Tom Coughlin is that coach. And that father-in-law.
“It’s been eight years of us working together on the field and we’ll be family off the field, so it’s been a great relationship,” Snee said Thursday as the New York Giants prepared to play the New England Patriots in Sunday’s Super Bowl.
Coughlin said matter-of-factly that Snee gets treated like any other player. There is no favoritism.
“He wouldn’t want it any other way, and that’s never been an issue,” Coughlin said. “I never think twice about it. We’ve been able to keep business, business, and family, family. He does a great job of making sure of that.”
In 2004, then-general manager Ernie Accorsi and Coughlin called offensive line coach Pat Flaherty in to discuss drafting the Boston College guard in the second round. They had one piece of information Flaherty needed to know: Snee was Coughlin’s son-in-law.
Flaherty didn’t hesitate.
“Chris Snee, the football player, is worthy of being a first-round pick,” Flaherty recalled telling them. “Their relationship, that was out of my hands.”
Over the past eight years, Coughlin and Snee have shared the highs and lows of the NFL. They won the Super Bowl in 2008, made the playoffs four years running between 2005-08, missed the postseason in 2009 and ’10, and now they’re once again within a victory of a second NFL title in four years.

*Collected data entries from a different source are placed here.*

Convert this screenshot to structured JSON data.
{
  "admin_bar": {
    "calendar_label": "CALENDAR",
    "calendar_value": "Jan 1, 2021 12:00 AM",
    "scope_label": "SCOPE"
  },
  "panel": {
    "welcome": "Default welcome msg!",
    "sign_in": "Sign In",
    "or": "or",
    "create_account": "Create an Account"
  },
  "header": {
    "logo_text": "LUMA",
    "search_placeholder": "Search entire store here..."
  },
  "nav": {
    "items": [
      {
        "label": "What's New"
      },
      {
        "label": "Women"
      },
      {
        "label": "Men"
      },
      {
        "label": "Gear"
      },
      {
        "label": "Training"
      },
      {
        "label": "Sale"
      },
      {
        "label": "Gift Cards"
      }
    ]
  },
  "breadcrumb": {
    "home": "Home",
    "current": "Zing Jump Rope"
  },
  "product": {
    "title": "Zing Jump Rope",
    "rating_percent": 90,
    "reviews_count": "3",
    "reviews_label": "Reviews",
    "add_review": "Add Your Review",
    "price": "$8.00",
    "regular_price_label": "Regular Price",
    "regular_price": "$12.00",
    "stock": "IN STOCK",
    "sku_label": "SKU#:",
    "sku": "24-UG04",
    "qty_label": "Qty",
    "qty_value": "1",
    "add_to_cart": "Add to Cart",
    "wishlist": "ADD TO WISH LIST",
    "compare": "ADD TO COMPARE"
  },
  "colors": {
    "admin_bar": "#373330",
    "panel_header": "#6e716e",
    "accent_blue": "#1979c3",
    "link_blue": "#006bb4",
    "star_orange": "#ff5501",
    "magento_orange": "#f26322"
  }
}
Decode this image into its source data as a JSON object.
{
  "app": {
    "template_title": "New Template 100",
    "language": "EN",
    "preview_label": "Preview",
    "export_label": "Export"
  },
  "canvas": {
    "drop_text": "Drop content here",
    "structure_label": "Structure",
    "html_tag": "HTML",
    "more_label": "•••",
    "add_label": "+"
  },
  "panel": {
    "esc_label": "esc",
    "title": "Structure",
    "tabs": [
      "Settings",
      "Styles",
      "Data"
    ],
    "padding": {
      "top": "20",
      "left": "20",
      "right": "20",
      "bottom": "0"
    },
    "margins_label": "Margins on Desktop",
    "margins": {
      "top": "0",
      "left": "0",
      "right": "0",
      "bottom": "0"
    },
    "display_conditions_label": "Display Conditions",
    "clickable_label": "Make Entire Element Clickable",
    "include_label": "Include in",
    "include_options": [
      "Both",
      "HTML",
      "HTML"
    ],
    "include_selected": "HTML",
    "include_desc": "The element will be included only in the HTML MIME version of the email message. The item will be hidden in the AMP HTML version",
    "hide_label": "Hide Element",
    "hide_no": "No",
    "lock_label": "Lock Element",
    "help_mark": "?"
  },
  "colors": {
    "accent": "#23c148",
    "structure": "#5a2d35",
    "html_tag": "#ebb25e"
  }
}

Neither Coughlin nor Snee, who is married to Coughlin’s daughter, Kate, seem comfortable putting their relationship under a microscope.
It’s a job. That’s it. Off the field, Snee can call him “Pops,” or “Dad” or whatever he is comfortable doing.
Giants guard Kevin Boothe said if someone didn’t know Snee and Coughlin’s situation, they wouldn’t be able to tell watching them on the field.
“He is one of the best at his position, so there’s not much to get on him about,” Boothe said. “If they talk, it’s Tom asking about the kids.”
Tackle David Diehl said Snee took some good-natured abuse as a rookie because of his relationship with Coughlin.
“Chris is a blue-collar guy and he’s a quiet guy, he doesn’t have to say much,” Diehl said. “He lets his play and work ethic do the talking for him. And with coach Coughlin, he’s treated everyone the same way. If Chris messes up, he’d yell at him just like he’d yell at any of us.”
While Snee and Coughlin seemingly have perfected the art of having your father in-law as your coach, many players who will take the field Sunday laugh about similar arrangements.
Giants defensive tackle Chris Canty had his father, Joe, coach him in pee-wee basketball in Raleigh, N.C.
“I didn’t like it very much,” Canty said. “He was just very hard on us and very hard on me.”